From The Story of the Amulet, which I was re-reading after coming across Gore Vidal’s 1964 article on Edith Nesbit, children’s author and member of the Fabian society: the children have travelled into a socialist future, when their own age is described as the “dark ages”, and find a boy alone, crying:
‘What’s the matter?’
‘I’m expelled from school,’ said the boy between his sobs.
This was serious. People are not expelled for light offences.
‘Do you mind telling us what you’d done?’

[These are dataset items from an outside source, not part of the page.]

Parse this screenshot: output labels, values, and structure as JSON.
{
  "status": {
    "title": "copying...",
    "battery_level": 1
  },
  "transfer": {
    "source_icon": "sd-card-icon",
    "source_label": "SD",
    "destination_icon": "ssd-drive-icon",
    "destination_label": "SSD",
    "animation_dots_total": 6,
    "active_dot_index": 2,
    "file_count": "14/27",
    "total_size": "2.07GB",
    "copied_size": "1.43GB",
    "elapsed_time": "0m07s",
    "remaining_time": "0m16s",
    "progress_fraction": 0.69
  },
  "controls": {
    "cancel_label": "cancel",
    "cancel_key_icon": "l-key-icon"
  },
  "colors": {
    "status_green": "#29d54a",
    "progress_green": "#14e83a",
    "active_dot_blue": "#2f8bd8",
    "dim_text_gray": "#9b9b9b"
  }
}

‘I–I tore up a sheet of paper and threw it about in the playground,’ said the child, in the tone of one confessing an unutterable baseness. ‘You won’t talk to me any more now you know that,’ he added without looking up.
‘Was that all?’ asked Anthea.
‘It’s about enough,’ said the child; ‘and I’m expelled for the whole day!’
‘I don’t quite understand,’ said Anthea, gently. The boy lifted his face, rolled over, and sat up.
‘Why, whoever on earth are you?’ he said.
‘We’re strangers from a far country,’ said Anthea. ‘In our country it’s not a crime to leave a bit of paper about.’
‘It is here,’ said the child. ‘If grown-ups do it they’re fined. When we do it we’re expelled for the whole day.’
‘Well, but,’ said Robert, ‘that just means a day’s holiday.’
‘You MUST come from a long way off,’ said the little boy. ‘A holiday’s when you all have play and treats and jolliness, all of you together. On your expelled days no one’ll speak to you. Everyone sees you’re an Expelleder or you’d be in school.’
‘Suppose you were ill?’
‘Nobody is — hardly. If they are, of course they wear the badge, and everyone is kind to you. I know a boy that stole his sister’s illness badge and wore it when he was expelled for a day. HE got expelled for a week for that. It must be awful not to go to school for a week.’
‘Do you LIKE school, then?’ asked Robert incredulously.
‘Of course I do. It’s the loveliest place there is. I chose railways for my special subject this year, there are such splendid models and things, and now I shall be all behind because of that torn-up paper.’
‘You choose your own subject?’ asked Cyril.
‘Yes, of course. Where DID you come from? Don’t you know ANYTHING?’
‘No,’ said Jane definitely; ‘so you’d better tell us.’
‘Well, on Midsummer Day school breaks up and everything’s decorated with flowers, and you choose your special subject for next year. Of course you have to stick to it for a year at least. Then there are all your other subjects, of course, reading, and painting, and the rules of Citizenship.’
‘Good gracious!’ said Anthea.
‘Look here,’ said the child, jumping up, ‘it’s nearly four. The expelledness only lasts till then. Come home with me. Mother will tell you all about everything.’
‘Will your mother like you taking home strange children?’ asked Anthea.
‘I don’t understand,’ said the child, settling his leather belt over his honey-coloured smock and stepping out with hard little bare feet. ‘Come on.’
So they went.
The boy is named after Wells, “the great reformer”, who lived in the dark ages and argued for progress: their own age, with its sharp corners and infant deaths, so appalls their adult host that she is bodily evicted back to her own time, “where London is clean and beautiful, and the Thames runs clear and bright, and the green trees grow, and no one is afraid, or anxious, or in a hurry”.
When I read the book as a child, I remember noticing the way this section stood apart from the historic sections. The hint of back-to-nature romanticism of the boy’s bare feet sat oddly with the talk of Utopian future to someone raised on shiny metal futures, and the worthy nature of the “Citizenship” poetry seemed offputting. But I remember feeling very proud that someone thought enough of us to say a room in each house fit for a child’s needs was a basic necessity.